End-to-end Optimization of Data Transfer Throughput over Wide-area High-speed Networks

Project ID
FG-113
Project Categories
Computer Science
NSF Grant Number
0926701
NSF Grant URL
http://www.nsf.gov/awardsearch/showAward.do?AwardNumber=0926701
Completed
Abstract
Data produced by large-scale scientific applications has reached the amount of multiple petabytes/exabytes while in transfer speed we are able to achieve multiple gigabits per second due to the improvement of high-performance optical networking technology, which can support up to 100Gbps today. The transport layer protocols (e.g.
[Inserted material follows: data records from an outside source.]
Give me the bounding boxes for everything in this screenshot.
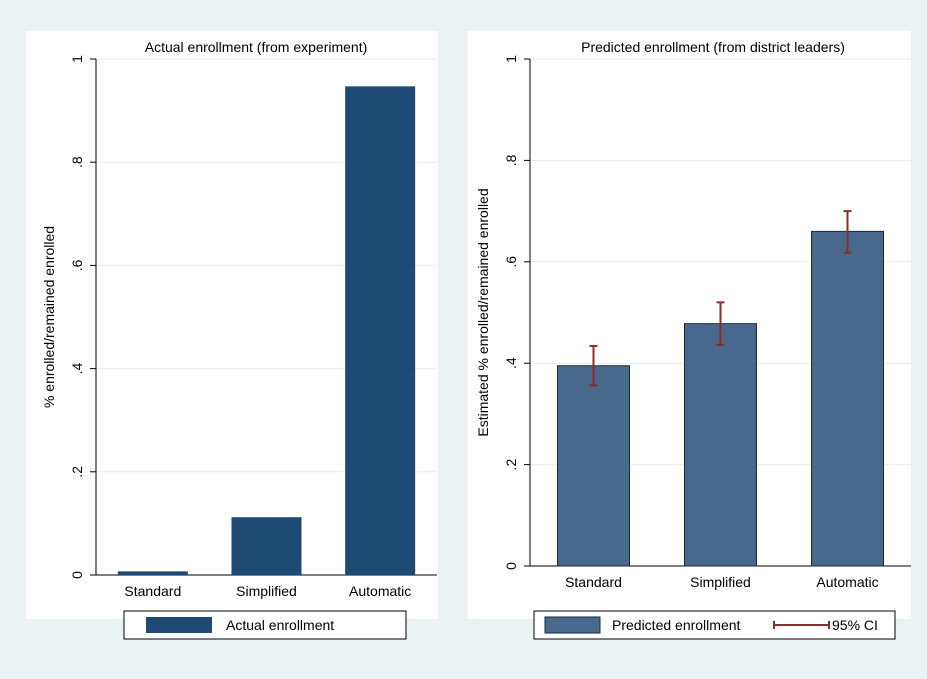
x-tick-label: Simplified: [236, 583, 297, 599]
y-tick-label: .8: [503, 154, 519, 166]
bar-automatic: [345, 86, 416, 576]
bar-automatic: [811, 230, 884, 567]
x-tick-label: Simplified: [690, 574, 751, 590]
chart-title: Actual enrollment (from experiment): [145, 39, 368, 55]
y-tick-label: 0: [503, 562, 519, 570]
y-tick-label: .2: [69, 466, 85, 478]
x-tick-label: Standard: [124, 583, 181, 599]
chart-title: Predicted enrollment (from district lead…: [581, 39, 845, 55]
y-axis-label: Estimated % enrolled/remained enrolled: [475, 188, 491, 436]
y-tick-label: .6: [503, 256, 519, 268]
y-tick-label: .4: [503, 357, 519, 369]
y-tick-label: .2: [503, 459, 519, 471]
y-tick-label: 1: [69, 55, 85, 63]
legend-label: Actual enrollment: [226, 617, 334, 633]
y-axis-label: % enrolled/remained enrolled: [41, 226, 57, 408]
bar-standard: [117, 571, 188, 575]
legend-swatch: [146, 617, 212, 633]
y-tick-label: .6: [69, 259, 85, 271]
y-tick-label: 1: [503, 55, 519, 63]
x-tick-label: Automatic: [349, 583, 411, 599]
x-tick-label: Standard: [565, 574, 622, 590]
legend: Actual enrollment: [123, 610, 407, 640]
bar-simplified: [231, 517, 302, 575]
legend-label: Predicted enrollment: [612, 617, 741, 633]
chart-panel-1: Actual enrollment (from experiment) 0 .2 .4…: [26, 31, 438, 640]
legend: Predicted enrollment 95% CI: [533, 610, 896, 640]
bar-standard: [557, 365, 630, 567]
legend-swatch: [544, 616, 601, 634]
x-tick-label: Automatic: [816, 574, 878, 590]
y-tick-label: 0: [69, 571, 85, 579]
bar-simplified: [684, 323, 757, 567]
y-tick-label: .8: [69, 156, 85, 168]
chart-panel-2: Predicted enrollment (from district lead…: [467, 31, 911, 640]
legend-label: 95% CI: [832, 617, 878, 633]
y-tick-label: .4: [69, 363, 85, 375]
TCP), that are highly popular, were not originally designed to cope with the capacity and speed of these types of networks currently available to the scientific community. Many alternative transport layer protocols have been designed to be suitable for high-speed networks, however they failed to replace the existing protocols. Moreover, to get transfer speeds of 100Gbps, the end-system capacities must also be taken into account apart from protocol improvements. The end-systems have evolved from single desktop computers to complex massively parallel multi-node clusters, supercomputers and multi-disk parallel storage systems. Additional level of parallelism by using multiple CPUs and parallel disk access are needed combined with the network protocol optimization to achieve high data transfer throughput. In this project, we develop models and algorithms in the application level that do network and end-system optimization to be able to utilize multiple Gbps bandwidth of high-speed networks by using the existing transport protocols without making any changes to the OS kernel. We claim that users should not have to change their existing protocols and tools to achieve high data transfer speeds. We achieve this in the application level via ‘end-to-end data-flow parallelism ‘in which we use parallel streams and stripes utilizing multiple CPUs and disks. It is very important to be able to utilize the network capacity without affect the existing traffic too much. Our prediction models can detect that level and only use minimal number of end-system resources to achieve that. We use very little information regarding network and end-systems by using previous transfer information or immediate samplings. We keep the overhead of the sampling to minimal through special techniques so that the overall gain in throughput will be much higher than this overhead included. We want to verify the feasibility and accuracy of the proposed prediction models by comparing to actual TCP data transfers over wide area networks. We would like to use several FutureGrid resources over wide area to validate our models.
Use of FutureSystems
We will be running TCP and UDP based transfer protocol services on several FutureGrid nodes and test our protocol optimization models on these services. We are especially interested in wide-area high-bandwith experiments.
Scale of Use
We will need 1-2 nodes on each cluster for 1-2 days per experiment. We expect to perform 3-4 experiments per month.